Par
Léa Nicosia
Publié le
3 sept. 2026 à 16h44
C’est une actualité qui a marqué les esprits de nombreux Varois : le projet du Rassemblement national d’interdire le port du voile islamique dans l’espace public fait réagir jusqu’à Toulon.
Dimanche 30 août, le député RN de la Somme Jean-Philippe Tanguy a annoncé que son parti souhaitait sanctionner d’une amende les femmes portant le voile islamique dans l’espace public en cas d’arrivée au pouvoir.
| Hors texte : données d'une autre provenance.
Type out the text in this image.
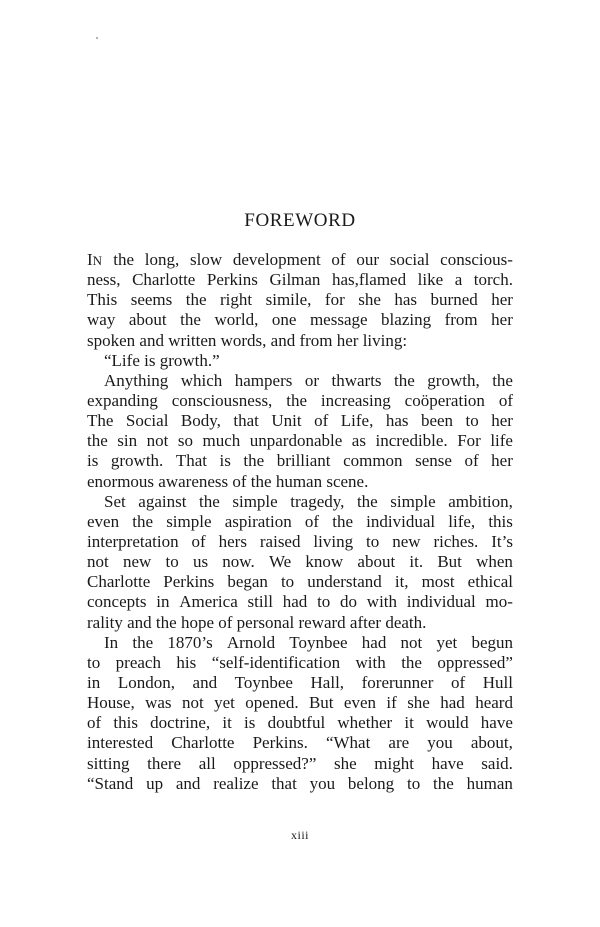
FOREWORD
IN the long, slow development of our social conscious-
ness, Charlotte Perkins Gilman has,flamed like a torch.
This seems the right simile, for she has burned her
way about the world, one message blazing from her
spoken and written words, and from her living:
“Life is growth.”
Anything which hampers or thwarts the growth, the
expanding consciousness, the increasing coöperation of
The Social Body, that Unit of Life, has been to her
the sin not so much unpardonable as incredible. For life
is growth. That is the brilliant common sense of her
enormous awareness of the human scene.
Set against the simple tragedy, the simple ambition,
even the simple aspiration of the individual life, this
interpretation of hers raised living to new riches. It’s
not new to us now. We know about it. But when
Charlotte Perkins began to understand it, most ethical
concepts in America still had to do with individual mo-
rality and the hope of personal reward after death.
In the 1870’s Arnold Toynbee had not yet begun
to preach his “self-identification with the oppressed”
in London, and Toynbee Hall, forerunner of Hull
House, was not yet opened. But even if she had heard
of this doctrine, it is doubtful whether it would have
interested Charlotte Perkins. “What are you about,
sitting there all oppressed?” she might have said.
“Stand up and realize that you belong to the human
xiii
Marine Le Pen a confirmé cette volonté le lendemain, évoquant un référendum sur une loi de lutte contre les « idéologies islamistes ».
« Je ne comprends pas du tout cette prise de position »
Aux abords de la gare de Toulon, Anissa*, 24 ans, est voilée depuis ses 18 ans. Elle travaille comme vendeuse dans un magasin du centre Mayol et suit parallèlement une formation en ligne pour devenir diététicienne.
Très attentive à l’actualité, elle dit avoir rapidement entendu parler de la proposition, et ne cache pas son incompréhension.
« Je ne comprends pas du tout cette prise de position. C’est totalement contraire à la France qui se dit être un pays libre », estime-t-elle. Pour la jeune femme, la laïcité peut être défendue « sans dire aux femmes comment elles ont envie de s’habiller ».
Elle voit dans cette proposition « une manière de s’en prendre aux femmes musulmanes ». Anissa s’interroge également sur ses conséquences pour les autres religions : « Mais ces gens-là ont-ils pensé aux bonnes sœurs qui ont envie de sortir avec leur voile aussi ? En voulant pénaliser les musulmanes, ils pénaliseront aussi les chrétiennes », affirme-t-elle.
« Il y a des problèmes plus graves »
Un peu plus loin, Malika attend son train avec ses deux enfants, âgés de 11 et 15 ans. Pour cette mère de famille, cette proposition ne devrait probablement pas aboutir. « Je ne pense pas que cela verra le jour, mais forcément, ça fait du bruit et ça alimente la haine qui existe déjà dans le pays », estime-t-elle.
Elle aurait préféré que le débat porte sur d’autres préoccupations du quotidien, comme l’augmentation des prix dans les supermarchés ou encore la pollution. « Vous avez vu l’air que respirent nos enfants ? Moi, ce sont toutes ces choses qui me font peur, plus que de savoir si des femmes veulent se voiler ou non », lance-t-elle.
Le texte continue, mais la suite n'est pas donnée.